The latest iPads and iPhones have some pretty serious edge neural network capabilities that are a natural fit with ARKit and Unity. AR and Unity go together quite nicely as AR provides an excellent way of communicating back to the user the results of intelligently processing sensor data from the user, other users and static (infrastructure) sensors in a space. The screen capture above was obtained from code largely based on this repo which integrates Core ML models with Unity. In this case, Inceptionv3 was used. While it isn’t perfect, it does ably demonstrate that this can be done. Getting the plugin to work was quite straightforward – you just have to include the mlmodel file in XCode via the Files -> Add Files menu option rather than dragging the file into the project. The development cycle is pretty annoying as the plugin won’t run in the Unity Editor and compile (on my old Mac Mini) is painfully slow but I guess a decent Mac would do a better job.

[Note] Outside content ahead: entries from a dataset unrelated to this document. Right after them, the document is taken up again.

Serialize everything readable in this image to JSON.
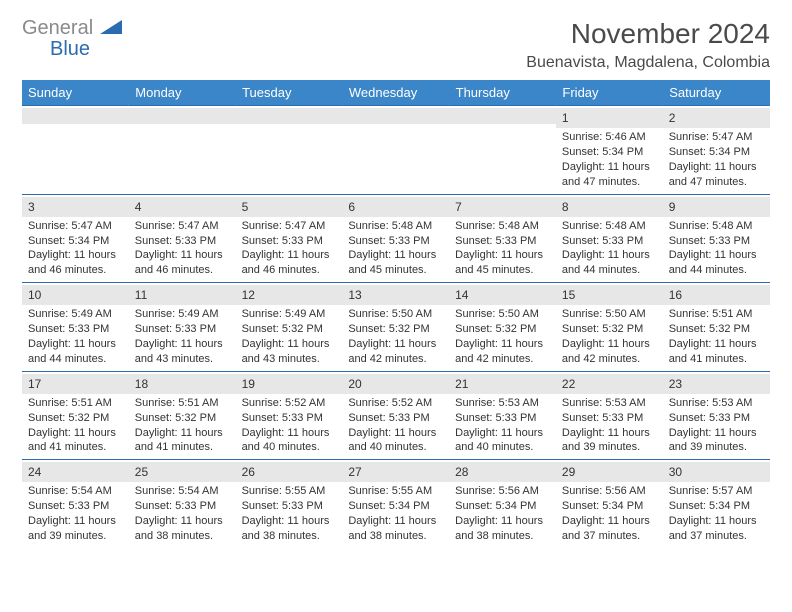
{
  "logo": {
    "gray": "General",
    "blue": "Blue"
  },
  "title": "November 2024",
  "location": "Buenavista, Magdalena, Colombia",
  "headers": [
    "Sunday",
    "Monday",
    "Tuesday",
    "Wednesday",
    "Thursday",
    "Friday",
    "Saturday"
  ],
  "colors": {
    "header_bg": "#3a86c8",
    "header_fg": "#ffffff",
    "border": "#2b6bb0",
    "daynum_bg": "#e7e7e7",
    "text": "#333333"
  },
  "weeks": [
    [
      {
        "day": "",
        "sunrise": "",
        "sunset": "",
        "daylight": ""
      },
      {
        "day": "",
        "sunrise": "",
        "sunset": "",
        "daylight": ""
      },
      {
        "day": "",
        "sunrise": "",
        "sunset": "",
        "daylight": ""
      },
      {
        "day": "",
        "sunrise": "",
        "sunset": "",
        "daylight": ""
      },
      {
        "day": "",
        "sunrise": "",
        "sunset": "",
        "daylight": ""
      },
      {
        "day": "1",
        "sunrise": "Sunrise: 5:46 AM",
        "sunset": "Sunset: 5:34 PM",
        "daylight": "Daylight: 11 hours and 47 minutes."
      },
      {
        "day": "2",
        "sunrise": "Sunrise: 5:47 AM",
        "sunset": "Sunset: 5:34 PM",
        "daylight": "Daylight: 11 hours and 47 minutes."
      }
    ],
    [
      {
        "day": "3",
        "sunrise": "Sunrise: 5:47 AM",
        "sunset": "Sunset: 5:34 PM",
        "daylight": "Daylight: 11 hours and 46 minutes."
      },
      {
        "day": "4",
        "sunrise": "Sunrise: 5:47 AM",
        "sunset": "Sunset: 5:33 PM",
        "daylight": "Daylight: 11 hours and 46 minutes."
      },
      {
        "day": "5",
        "sunrise": "Sunrise: 5:47 AM",
        "sunset": "Sunset: 5:33 PM",
        "daylight": "Daylight: 11 hours and 46 minutes."
      },
      {
        "day": "6",
        "sunrise": "Sunrise: 5:48 AM",
        "sunset": "Sunset: 5:33 PM",
        "daylight": "Daylight: 11 hours and 45 minutes."
      },
      {
        "day": "7",
        "sunrise": "Sunrise: 5:48 AM",
        "sunset": "Sunset: 5:33 PM",
        "daylight": "Daylight: 11 hours and 45 minutes."
      },
      {
        "day": "8",
        "sunrise": "Sunrise: 5:48 AM",
        "sunset": "Sunset: 5:33 PM",
        "daylight": "Daylight: 11 hours and 44 minutes."
      },
      {
        "day": "9",
        "sunrise": "Sunrise: 5:48 AM",
        "sunset": "Sunset: 5:33 PM",
        "daylight": "Daylight: 11 hours and 44 minutes."
      }
    ],
    [
      {
        "day": "10",
        "sunrise": "Sunrise: 5:49 AM",
        "sunset": "Sunset: 5:33 PM",
        "daylight": "Daylight: 11 hours and 44 minutes."
      },
      {
        "day": "11",
        "sunrise": "Sunrise: 5:49 AM",
        "sunset": "Sunset: 5:33 PM",
        "daylight": "Daylight: 11 hours and 43 minutes."
      },
      {
        "day": "12",
        "sunrise": "Sunrise: 5:49 AM",
        "sunset": "Sunset: 5:32 PM",
        "daylight": "Daylight: 11 hours and 43 minutes."
      },
      {
        "day": "13",
        "sunrise": "Sunrise: 5:50 AM",
        "sunset": "Sunset: 5:32 PM",
        "daylight": "Daylight: 11 hours and 42 minutes."
      },
      {
        "day": "14",
        "sunrise": "Sunrise: 5:50 AM",
        "sunset": "Sunset: 5:32 PM",
        "daylight": "Daylight: 11 hours and 42 minutes."
      },
      {
        "day": "15",
        "sunrise": "Sunrise: 5:50 AM",
        "sunset": "Sunset: 5:32 PM",
        "daylight": "Daylight: 11 hours and 42 minutes."
      },
      {
        "day": "16",
        "sunrise": "Sunrise: 5:51 AM",
        "sunset": "Sunset: 5:32 PM",
        "daylight": "Daylight: 11 hours and 41 minutes."
      }
    ],
    [
      {
        "day": "17",
        "sunrise": "Sunrise: 5:51 AM",
        "sunset": "Sunset: 5:32 PM",
        "daylight": "Daylight: 11 hours and 41 minutes."
      },
      {
        "day": "18",
        "sunrise": "Sunrise: 5:51 AM",
        "sunset": "Sunset: 5:32 PM",
        "daylight": "Daylight: 11 hours and 41 minutes."
      },
      {
        "day": "19",
        "sunrise": "Sunrise: 5:52 AM",
        "sunset": "Sunset: 5:33 PM",
        "daylight": "Daylight: 11 hours and 40 minutes."
      },
      {
        "day": "20",
        "sunrise": "Sunrise: 5:52 AM",
        "sunset": "Sunset: 5:33 PM",
        "daylight": "Daylight: 11 hours and 40 minutes."
      },
      {
        "day": "21",
        "sunrise": "Sunrise: 5:53 AM",
        "sunset": "Sunset: 5:33 PM",
        "daylight": "Daylight: 11 hours and 40 minutes."
      },
      {
        "day": "22",
        "sunrise": "Sunrise: 5:53 AM",
        "sunset": "Sunset: 5:33 PM",
        "daylight": "Daylight: 11 hours and 39 minutes."
      },
      {
        "day": "23",
        "sunrise": "Sunrise: 5:53 AM",
        "sunset": "Sunset: 5:33 PM",
        "daylight": "Daylight: 11 hours and 39 minutes."
      }
    ],
    [
      {
        "day": "24",
        "sunrise": "Sunrise: 5:54 AM",
        "sunset": "Sunset: 5:33 PM",
        "daylight": "Daylight: 11 hours and 39 minutes."
      },
      {
        "day": "25",
        "sunrise": "Sunrise: 5:54 AM",
        "sunset": "Sunset: 5:33 PM",
        "daylight": "Daylight: 11 hours and 38 minutes."
      },
      {
        "day": "26",
        "sunrise": "Sunrise: 5:55 AM",
        "sunset": "Sunset: 5:33 PM",
        "daylight": "Daylight: 11 hours and 38 minutes."
      },
      {
        "day": "27",
        "sunrise": "Sunrise: 5:55 AM",
        "sunset": "Sunset: 5:34 PM",
        "daylight": "Daylight: 11 hours and 38 minutes."
      },
      {
        "day": "28",
        "sunrise": "Sunrise: 5:56 AM",
        "sunset": "Sunset: 5:34 PM",
        "daylight": "Daylight: 11 hours and 38 minutes."
      },
      {
        "day": "29",
        "sunrise": "Sunrise: 5:56 AM",
        "sunset": "Sunset: 5:34 PM",
        "daylight": "Daylight: 11 hours and 37 minutes."
      },
      {
        "day": "30",
        "sunrise": "Sunrise: 5:57 AM",
        "sunset": "Sunset: 5:34 PM",
        "daylight": "Daylight: 11 hours and 37 minutes."
      }
    ]
  ]
}
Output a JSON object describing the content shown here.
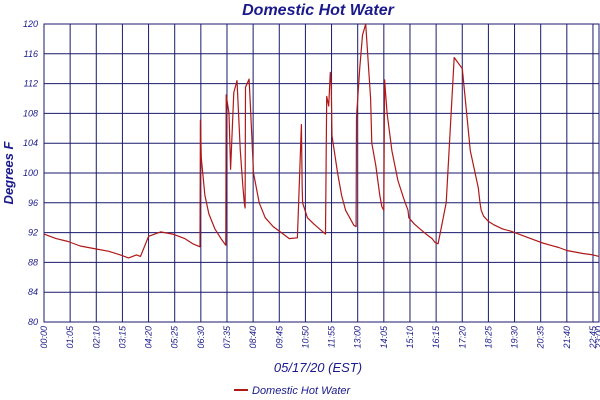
{
  "chart_data": {
    "type": "line",
    "title": "Domestic Hot Water",
    "xlabel": "05/17/20 (EST)",
    "ylabel": "Degrees F",
    "ylim": [
      80,
      120
    ],
    "yticks": [
      80,
      84,
      88,
      92,
      96,
      100,
      104,
      108,
      112,
      116,
      120
    ],
    "xlim": [
      "00:00",
      "23:00"
    ],
    "xtick_labels": [
      "00:00",
      "01:05",
      "02:10",
      "03:15",
      "04:20",
      "05:25",
      "06:30",
      "07:35",
      "08:40",
      "09:45",
      "10:50",
      "11:55",
      "13:00",
      "14:05",
      "15:10",
      "16:15",
      "17:20",
      "18:25",
      "19:30",
      "20:35",
      "21:40",
      "22:45",
      "23:00"
    ],
    "grid": true,
    "legend_position": "bottom",
    "colors": {
      "line": "#b01818",
      "grid": "#1a1a6c",
      "text": "#1a1a8c"
    },
    "series": [
      {
        "name": "Domestic Hot Water",
        "x": [
          "00:00",
          "00:30",
          "01:00",
          "01:30",
          "02:10",
          "02:40",
          "03:10",
          "03:30",
          "03:50",
          "04:00",
          "04:20",
          "04:50",
          "05:20",
          "05:50",
          "06:10",
          "06:28",
          "06:29",
          "06:31",
          "06:40",
          "06:50",
          "07:05",
          "07:20",
          "07:32",
          "07:33",
          "07:40",
          "07:44",
          "07:52",
          "08:00",
          "08:08",
          "08:14",
          "08:18",
          "08:20",
          "08:21",
          "08:30",
          "08:35",
          "08:41",
          "08:55",
          "09:10",
          "09:30",
          "09:50",
          "10:10",
          "10:30",
          "10:40",
          "10:42",
          "10:43",
          "10:55",
          "11:10",
          "11:25",
          "11:40",
          "11:43",
          "11:48",
          "11:52",
          "11:54",
          "11:56",
          "12:10",
          "12:20",
          "12:30",
          "12:40",
          "12:50",
          "12:56",
          "12:57",
          "13:05",
          "13:12",
          "13:20",
          "13:32",
          "13:35",
          "13:45",
          "13:55",
          "14:00",
          "14:05",
          "14:07",
          "14:13",
          "14:25",
          "14:40",
          "14:55",
          "15:05",
          "15:07",
          "15:20",
          "15:35",
          "15:50",
          "16:05",
          "16:12",
          "16:20",
          "16:40",
          "17:00",
          "17:20",
          "17:40",
          "18:00",
          "18:04",
          "18:07",
          "18:13",
          "18:25",
          "18:40",
          "19:00",
          "19:20",
          "19:40",
          "20:00",
          "20:20",
          "20:40",
          "21:00",
          "21:20",
          "21:40",
          "22:00",
          "22:20",
          "22:45",
          "23:00"
        ],
        "y": [
          91.8,
          91.2,
          90.8,
          90.2,
          89.8,
          89.5,
          89.0,
          88.6,
          89.0,
          88.8,
          91.5,
          92.1,
          91.8,
          91.2,
          90.5,
          90.1,
          107.1,
          102.0,
          97.0,
          94.5,
          92.5,
          91.2,
          90.3,
          110.5,
          108.0,
          100.5,
          110.8,
          112.4,
          103.0,
          98.5,
          96.0,
          95.3,
          111.5,
          112.6,
          107.0,
          100.0,
          96.0,
          94.0,
          92.8,
          92.0,
          91.2,
          91.3,
          106.5,
          98.0,
          96.0,
          94.0,
          93.2,
          92.5,
          91.8,
          110.3,
          109.0,
          113.5,
          112.0,
          105.0,
          100.0,
          97.0,
          95.0,
          94.0,
          93.0,
          92.8,
          107.5,
          114.0,
          118.5,
          120.0,
          110.0,
          104.0,
          101.0,
          97.0,
          95.5,
          95.0,
          112.5,
          108.0,
          103.0,
          99.0,
          96.5,
          95.0,
          94.0,
          93.2,
          92.5,
          91.8,
          91.2,
          90.7,
          90.5,
          96.0,
          115.5,
          114.0,
          103.0,
          98.0,
          96.0,
          95.0,
          94.2,
          93.5,
          93.0,
          92.5,
          92.2,
          91.8,
          91.4,
          91.0,
          90.6,
          90.3,
          90.0,
          89.6,
          89.4,
          89.2,
          89.0,
          88.8
        ]
      }
    ]
  }
}
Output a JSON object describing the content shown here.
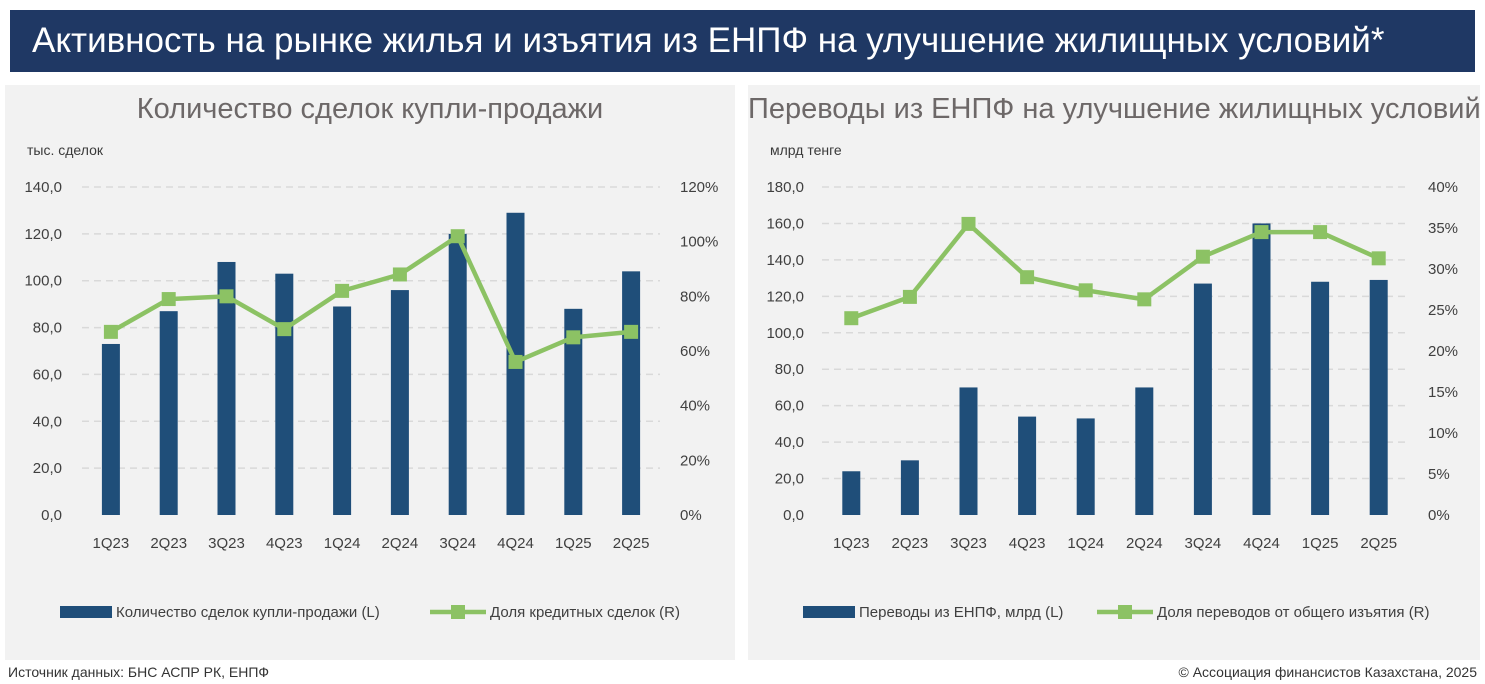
{
  "header": {
    "title": "Активность на рынке жилья и изъятия из ЕНПФ на улучшение жилищных условий*"
  },
  "footer": {
    "source": "Источник данных: БНС АСПР РК, ЕНПФ",
    "copyright": "© Ассоциация финансистов Казахстана, 2025"
  },
  "colors": {
    "bar": "#1f4e79",
    "line": "#8cc264",
    "header": "#1f3864",
    "panel": "#f2f2f2"
  },
  "chart_data": [
    {
      "type": "bar+line",
      "title": "Количество сделок купли-продажи",
      "ylabel": "тыс. сделок",
      "categories": [
        "1Q23",
        "2Q23",
        "3Q23",
        "4Q23",
        "1Q24",
        "2Q24",
        "3Q24",
        "4Q24",
        "1Q25",
        "2Q25"
      ],
      "ylim": [
        0,
        140
      ],
      "yticks": [
        "0,0",
        "20,0",
        "40,0",
        "60,0",
        "80,0",
        "100,0",
        "120,0",
        "140,0"
      ],
      "y2lim": [
        0,
        120
      ],
      "y2ticks": [
        "0%",
        "20%",
        "40%",
        "60%",
        "80%",
        "100%",
        "120%"
      ],
      "series": [
        {
          "name": "Количество сделок купли-продажи (L)",
          "type": "bar",
          "axis": "left",
          "values": [
            73,
            87,
            108,
            103,
            89,
            96,
            120,
            129,
            88,
            104
          ]
        },
        {
          "name": "Доля кредитных сделок (R)",
          "type": "line",
          "axis": "right",
          "values": [
            67,
            79,
            80,
            68,
            82,
            88,
            102,
            56,
            65,
            67
          ]
        }
      ],
      "grid": true,
      "legend": "bottom"
    },
    {
      "type": "bar+line",
      "title": "Переводы из ЕНПФ на улучшение жилищных условий",
      "ylabel": "млрд тенге",
      "categories": [
        "1Q23",
        "2Q23",
        "3Q23",
        "4Q23",
        "1Q24",
        "2Q24",
        "3Q24",
        "4Q24",
        "1Q25",
        "2Q25"
      ],
      "ylim": [
        0,
        180
      ],
      "yticks": [
        "0,0",
        "20,0",
        "40,0",
        "60,0",
        "80,0",
        "100,0",
        "120,0",
        "140,0",
        "160,0",
        "180,0"
      ],
      "y2lim": [
        0,
        40
      ],
      "y2ticks": [
        "0%",
        "5%",
        "10%",
        "15%",
        "20%",
        "25%",
        "30%",
        "35%",
        "40%"
      ],
      "series": [
        {
          "name": "Переводы из ЕНПФ, млрд (L)",
          "type": "bar",
          "axis": "left",
          "values": [
            24,
            30,
            70,
            54,
            53,
            70,
            127,
            160,
            128,
            129
          ]
        },
        {
          "name": "Доля переводов от общего изъятия (R)",
          "type": "line",
          "axis": "right",
          "values": [
            24,
            26.6,
            35.5,
            29,
            27.4,
            26.3,
            31.5,
            34.5,
            34.5,
            31.3
          ]
        }
      ],
      "grid": true,
      "legend": "bottom"
    }
  ]
}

This all brings up the point that there seem to be different perceptions of what the edge actually is. rt-ai Edge can be perceived as a local aggregation and compute facility for inference-capable or conventional mobile and infrastructure devices (such as security cameras) – basically an edge compute facility supporting edge devices. A particular advantage of edge compute is that it is possible to integrate legacy devices (such as dumb cameras) into an AI-enhanced system by utilizing edge compute inference capabilities. In a sense, edge compute is a local mini-cloud, providing high capacity compute and inference a short distance in time away from sensors and actuators. This minimizes backhaul and latency, not to mention securing data in the local area rather than dispersing it in a cloud. It can also be very cost-effective when compared to the costs of running multiple cloud CPU instances 24/7.

Given the latest developments in tablets and smart phones, it is essential that rt-ai Edge be able to incorporate inference-capable devices into its stream processing networks. Inference-capable, per user devices make scaling very straightforward as capability increases in direct proportion to the number of users of an edge system. The normal rt-ai Edge deployment system can’t be used with mobile devices which requires (at the very least) framework apps to make use of AI models within the devices themselves. However, with that proviso, it is certainly possible to incorporate smart edge devices into edge networks with rt-ai Edge.